Andreas Klöden muss sich im Sprint nur knapp dem Holländer Pieter Weening geschlagen geben – und T-Mobile demonstriert Stärke

Es war kein Platz mehr in Pforzheim. 70 000 Fans verfolgten gestern in der Innenstadt den Start der achten Etappe der Tour de France nach Gérardmer. Von der Stimmung ließ sich sogar Lance Armstrong anstecken. „Die Zuschauer sind großartig“, sagte der sechsmalige TourSieger aus den USA bei der Vorstellung der Fahrer. Später, im Ziel in Frankreich, war Armstrong nicht so guter Dinge, obwohl er sein Gelbes Trikot verteidigt hatte. Denn Armstrong und sein Team Discovery Channel spielten nur eine Nebenrolle. Die Etappe wurde geprägt vom T-Mobile-Team, das fast zu seinem ersten Tagessieg bei dieser Tour gekommen wäre: Andreas Klöden musste sich im Sprint nur um Millimeter dem Niederländer Pieter Weening vom Team Rabobank geschlagen geben.

Es war eine unruhige Etappe, geprägt von Ausreißversuchen und begleitet von tausenden Zuschauern an der Strecke. Der erste Anstieg im Schwarzwald erinnerte wegen der vielen enthusiastischen Fans am Straßenrand an die berühmten Bergetappen nach Alpe d’Huez. Der interessanteste Ausreißversuch ereignete sich nach wenigen Kilometern, als der Berliner Jens Voigt vom CSC-Team dem Feld enteilte. George Hincapie verfolgte den Deutschen, wohl auf Weisung seines Kapitäns Armstrong. Voigt und der US-Amerikaner wurden mit ihren Fluchtgefährten wieder eingeholt, doch damit wurde es nicht minder turbulent. Schon bei den ersten Bergwertungen hatte Fabian Wegmann das am Tag zuvor eroberte Trikot des besten Bergfahrers wieder verloren. Ein Dutzend Ausreißversuche gab es, bevor am Col de la Schlucht der erste ernst zu nehmende Anstieg dieser Tour vor den Fahrern lag. An diesem Berg der zweiten Kategorie bekam Armstrong zu spüren, dass sich sein Team für ihn aufgeopfert hatte. Am letzten Berg musste er ohne seine Helfer wie Hincapie auskommen, die erschöpft zurückgefallen waren.
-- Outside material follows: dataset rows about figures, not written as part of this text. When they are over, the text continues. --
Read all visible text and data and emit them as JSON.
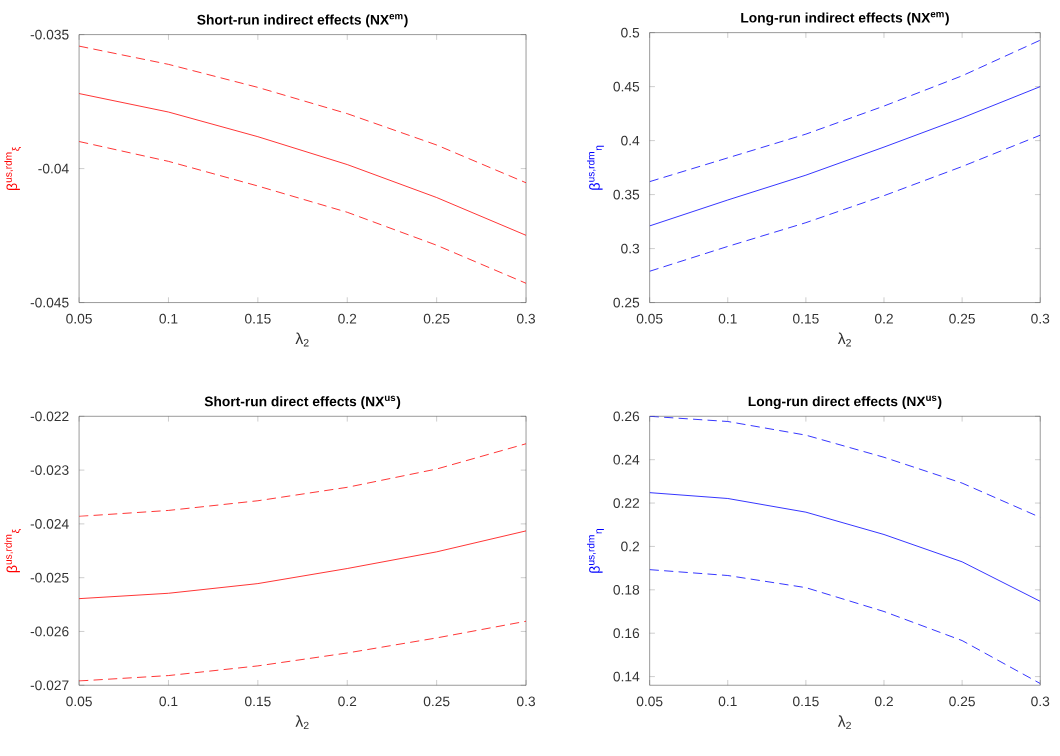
{
  "chart_data": [
    {
      "type": "line",
      "title": "Short-run indirect effects (NX$^{em}$)",
      "xlabel": "λ$_{2}$",
      "ylabel": "β$^{us,rdm}$$_{ξ}$",
      "x": [
        0.05,
        0.1,
        0.15,
        0.2,
        0.25,
        0.3
      ],
      "xlim": [
        0.05,
        0.3
      ],
      "ylim": [
        -0.045,
        -0.035
      ],
      "xticks": [
        0.05,
        0.1,
        0.15,
        0.2,
        0.25,
        0.3
      ],
      "yticks": [
        -0.045,
        -0.04,
        -0.035
      ],
      "series": [
        {
          "color": "#ff0000",
          "line_style": "dashed",
          "values": [
            -0.03543,
            -0.03611,
            -0.03697,
            -0.03795,
            -0.03912,
            -0.04053
          ]
        },
        {
          "color": "#ff0000",
          "line_style": "solid",
          "values": [
            -0.0372,
            -0.03789,
            -0.03881,
            -0.03985,
            -0.04108,
            -0.04249
          ]
        },
        {
          "color": "#ff0000",
          "line_style": "dashed",
          "values": [
            -0.03899,
            -0.03973,
            -0.04065,
            -0.04163,
            -0.04286,
            -0.04428
          ]
        }
      ]
    },
    {
      "type": "line",
      "title": "Long-run indirect effects (NX$^{em}$)",
      "xlabel": "λ$_{2}$",
      "ylabel": "β$^{us,rdm}$$_{η}$",
      "x": [
        0.05,
        0.1,
        0.15,
        0.2,
        0.25,
        0.3
      ],
      "xlim": [
        0.05,
        0.3
      ],
      "ylim": [
        0.25,
        0.5
      ],
      "xticks": [
        0.05,
        0.1,
        0.15,
        0.2,
        0.25,
        0.3
      ],
      "yticks": [
        0.25,
        0.3,
        0.35,
        0.4,
        0.45,
        0.5
      ],
      "series": [
        {
          "color": "#0000ff",
          "line_style": "dashed",
          "values": [
            0.362,
            0.384,
            0.406,
            0.432,
            0.46,
            0.493
          ]
        },
        {
          "color": "#0000ff",
          "line_style": "solid",
          "values": [
            0.321,
            0.345,
            0.368,
            0.394,
            0.421,
            0.45
          ]
        },
        {
          "color": "#0000ff",
          "line_style": "dashed",
          "values": [
            0.279,
            0.302,
            0.324,
            0.349,
            0.376,
            0.405
          ]
        }
      ]
    },
    {
      "type": "line",
      "title": "Short-run direct effects (NX$^{us}$)",
      "xlabel": "λ$_{2}$",
      "ylabel": "β$^{us,rdm}$$_{ξ}$",
      "x": [
        0.05,
        0.1,
        0.15,
        0.2,
        0.25,
        0.3
      ],
      "xlim": [
        0.05,
        0.3
      ],
      "ylim": [
        -0.027,
        -0.022
      ],
      "xticks": [
        0.05,
        0.1,
        0.15,
        0.2,
        0.25,
        0.3
      ],
      "yticks": [
        -0.027,
        -0.026,
        -0.025,
        -0.024,
        -0.023,
        -0.022
      ],
      "series": [
        {
          "color": "#ff0000",
          "line_style": "dashed",
          "values": [
            -0.02386,
            -0.02375,
            -0.02357,
            -0.02332,
            -0.02298,
            -0.02251
          ]
        },
        {
          "color": "#ff0000",
          "line_style": "solid",
          "values": [
            -0.02539,
            -0.02529,
            -0.02511,
            -0.02483,
            -0.02452,
            -0.02413
          ]
        },
        {
          "color": "#ff0000",
          "line_style": "dashed",
          "values": [
            -0.02692,
            -0.02682,
            -0.02664,
            -0.0264,
            -0.02612,
            -0.02581
          ]
        }
      ]
    },
    {
      "type": "line",
      "title": "Long-run direct effects (NX$^{us}$)",
      "xlabel": "λ$_{2}$",
      "ylabel": "β$^{us,rdm}$$_{η}$",
      "x": [
        0.05,
        0.1,
        0.15,
        0.2,
        0.25,
        0.3
      ],
      "xlim": [
        0.05,
        0.3
      ],
      "ylim": [
        0.136,
        0.26
      ],
      "xticks": [
        0.05,
        0.1,
        0.15,
        0.2,
        0.25,
        0.3
      ],
      "yticks": [
        0.14,
        0.16,
        0.18,
        0.2,
        0.22,
        0.24,
        0.26
      ],
      "series": [
        {
          "color": "#0000ff",
          "line_style": "dashed",
          "values": [
            0.26,
            0.2576,
            0.2513,
            0.2411,
            0.2292,
            0.2134
          ]
        },
        {
          "color": "#0000ff",
          "line_style": "solid",
          "values": [
            0.2248,
            0.2221,
            0.2158,
            0.2055,
            0.1929,
            0.1747
          ]
        },
        {
          "color": "#0000ff",
          "line_style": "dashed",
          "values": [
            0.1893,
            0.1866,
            0.181,
            0.17,
            0.1566,
            0.1368
          ]
        }
      ]
    }
  ]
}
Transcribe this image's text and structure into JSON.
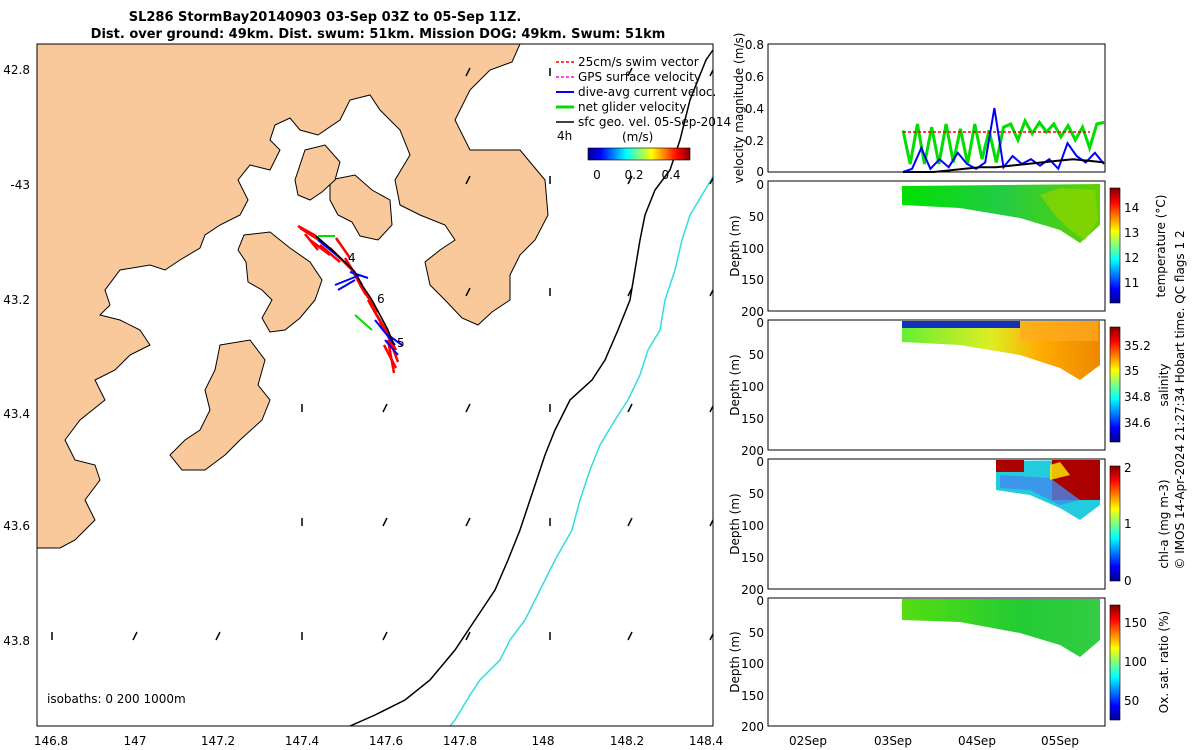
{
  "header": {
    "title_line1": "SL286 StormBay20140903 03-Sep 03Z to 05-Sep 11Z.",
    "title_line2": "Dist. over ground: 49km. Dist. swum: 51km. Mission DOG: 49km. Swum: 51km"
  },
  "map": {
    "lon_ticks": [
      "146.8",
      "147",
      "147.2",
      "147.4",
      "147.6",
      "147.8",
      "148",
      "148.2",
      "148.4"
    ],
    "lat_ticks": [
      "42.8",
      "-43",
      "43.2",
      "43.4",
      "43.6",
      "43.8"
    ],
    "legend": [
      {
        "label": "25cm/s swim vector",
        "color": "#ff0000",
        "style": "dashed"
      },
      {
        "label": "GPS surface velocity",
        "color": "#ff00ff",
        "style": "dashed"
      },
      {
        "label": "dive-avg current veloc.",
        "color": "#0000ff",
        "style": "solid"
      },
      {
        "label": "net glider velocity",
        "color": "#00dd00",
        "style": "solid"
      },
      {
        "label": "sfc geo. vel. 05-Sep-2014",
        "color": "#000000",
        "style": "solid"
      }
    ],
    "scale_label": "4h",
    "colorbar_title": "(m/s)",
    "colorbar_ticks": [
      "0",
      "0.2",
      "0.4"
    ],
    "track_labels": [
      "4",
      "6",
      "5"
    ],
    "isobaths_label": "isobaths: 0   200  1000m",
    "land_color": "#f9c99b",
    "isobath_200_color": "#000000",
    "isobath_1000_color": "#33dddd"
  },
  "chart_data": [
    {
      "type": "line",
      "ylabel": "velocity magnitude (m/s)",
      "ylim": [
        0,
        0.8
      ],
      "yticks": [
        "0",
        "0.2",
        "0.4",
        "0.6",
        "0.8"
      ],
      "series": [
        {
          "color": "#00dd00",
          "values": [
            0.26,
            0.05,
            0.3,
            0.05,
            0.28,
            0.05,
            0.3,
            0.06,
            0.27,
            0.05,
            0.3,
            0.08,
            0.26,
            0.06,
            0.28,
            0.3,
            0.2,
            0.32,
            0.24,
            0.31,
            0.25,
            0.3,
            0.22,
            0.29,
            0.2,
            0.28,
            0.15,
            0.3,
            0.31
          ]
        },
        {
          "color": "#ff0000",
          "values": [
            0.25,
            0.25,
            0.25,
            0.25,
            0.25,
            0.25,
            0.25,
            0.25,
            0.25,
            0.25,
            0.25,
            0.25,
            0.25,
            0.25,
            0.25,
            0.25,
            0.25,
            0.25,
            0.25
          ]
        },
        {
          "color": "#0000ff",
          "values": [
            0.0,
            0.02,
            0.15,
            0.02,
            0.08,
            0.03,
            0.12,
            0.05,
            0.02,
            0.06,
            0.4,
            0.03,
            0.1,
            0.05,
            0.08,
            0.04,
            0.08,
            0.02,
            0.18,
            0.1,
            0.06,
            0.12,
            0.05
          ]
        },
        {
          "color": "#000000",
          "values": [
            0.0,
            0.0,
            0.0,
            0.01,
            0.02,
            0.03,
            0.03,
            0.04,
            0.05,
            0.06,
            0.07,
            0.08,
            0.07,
            0.06
          ]
        }
      ]
    },
    {
      "type": "heatmap",
      "ylabel": "Depth (m)",
      "clabel": "temperature (°C)",
      "ylim": [
        200,
        0
      ],
      "yticks": [
        "0",
        "50",
        "100",
        "150",
        "200"
      ],
      "cticks": [
        "11",
        "12",
        "13",
        "14"
      ],
      "xticks": [
        "02Sep",
        "03Sep",
        "04Sep",
        "05Sep"
      ]
    },
    {
      "type": "heatmap",
      "ylabel": "Depth (m)",
      "clabel": "salinity",
      "ylim": [
        200,
        0
      ],
      "yticks": [
        "0",
        "50",
        "100",
        "150",
        "200"
      ],
      "cticks": [
        "34.6",
        "34.8",
        "35",
        "35.2"
      ],
      "xticks": [
        "02Sep",
        "03Sep",
        "04Sep",
        "05Sep"
      ]
    },
    {
      "type": "heatmap",
      "ylabel": "Depth (m)",
      "clabel": "chl-a (mg m-3)",
      "ylim": [
        200,
        0
      ],
      "yticks": [
        "0",
        "50",
        "100",
        "150",
        "200"
      ],
      "cticks": [
        "0",
        "1",
        "2"
      ],
      "xticks": [
        "02Sep",
        "03Sep",
        "04Sep",
        "05Sep"
      ]
    },
    {
      "type": "heatmap",
      "ylabel": "Depth (m)",
      "clabel": "Ox. sat. ratio (%)",
      "ylim": [
        200,
        0
      ],
      "yticks": [
        "0",
        "50",
        "100",
        "150",
        "200"
      ],
      "cticks": [
        "50",
        "100",
        "150"
      ],
      "xticks": [
        "02Sep",
        "03Sep",
        "04Sep",
        "05Sep"
      ]
    }
  ],
  "footer": {
    "credit": "© IMOS 14-Apr-2024 21:27:34 Hobart time. QC flags 1  2"
  }
}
Auf dem letzten Gipfel spurtete Andreas Klöden an dem führenden Pieter Weening vorbei. Der Deutsche und der Niederländer bildeten auf der Abfahrt dann ein Duo. Im Zweiersprint gegen Klöden errang Weening, der zuvor im Windschatten des Deutschen gefahren war, einen kaum sichtbaren Sieg – der Niederländer hatte 9,6 Millimeter Vorsprung. Die Favoriten Armstrong, Ivan Basso, Ullrich und Winokurow kamen 27 Sekunden hinter den beiden Erstplatzierten ins Ziel.

Trotz des verpassten Tagessieges demonstrierte T-Mobile Stärke. Armstrong verlor zwar nicht das Gelbe Trikot, gewann aber eine Menge Respekt vor Ullrich und seinen Kollegen. „Wir hatten keinen guten Tag“, gab Armstrong zu. „Wir haben zwar noch das Gelbe Trikot, aber wir nehmen auch ein paar Beulen mit ins Hotel.“ Und dort, so Armstrong, müsse am Abend „über einiges geredet werden.“ Denn die Attacke auf ihn hatte Folgen: T-Mobile hat jetzt drei Fahrer unter den ersten zehn. Winokurow ist weiter Dritter (1:02 Minuten zurück), Ullrich schob sich auf Rang sechs vor (96 Sekunden Abstand), Klöden verbesserte sich auf Rang neun mit 110 Sekunden Rückstand.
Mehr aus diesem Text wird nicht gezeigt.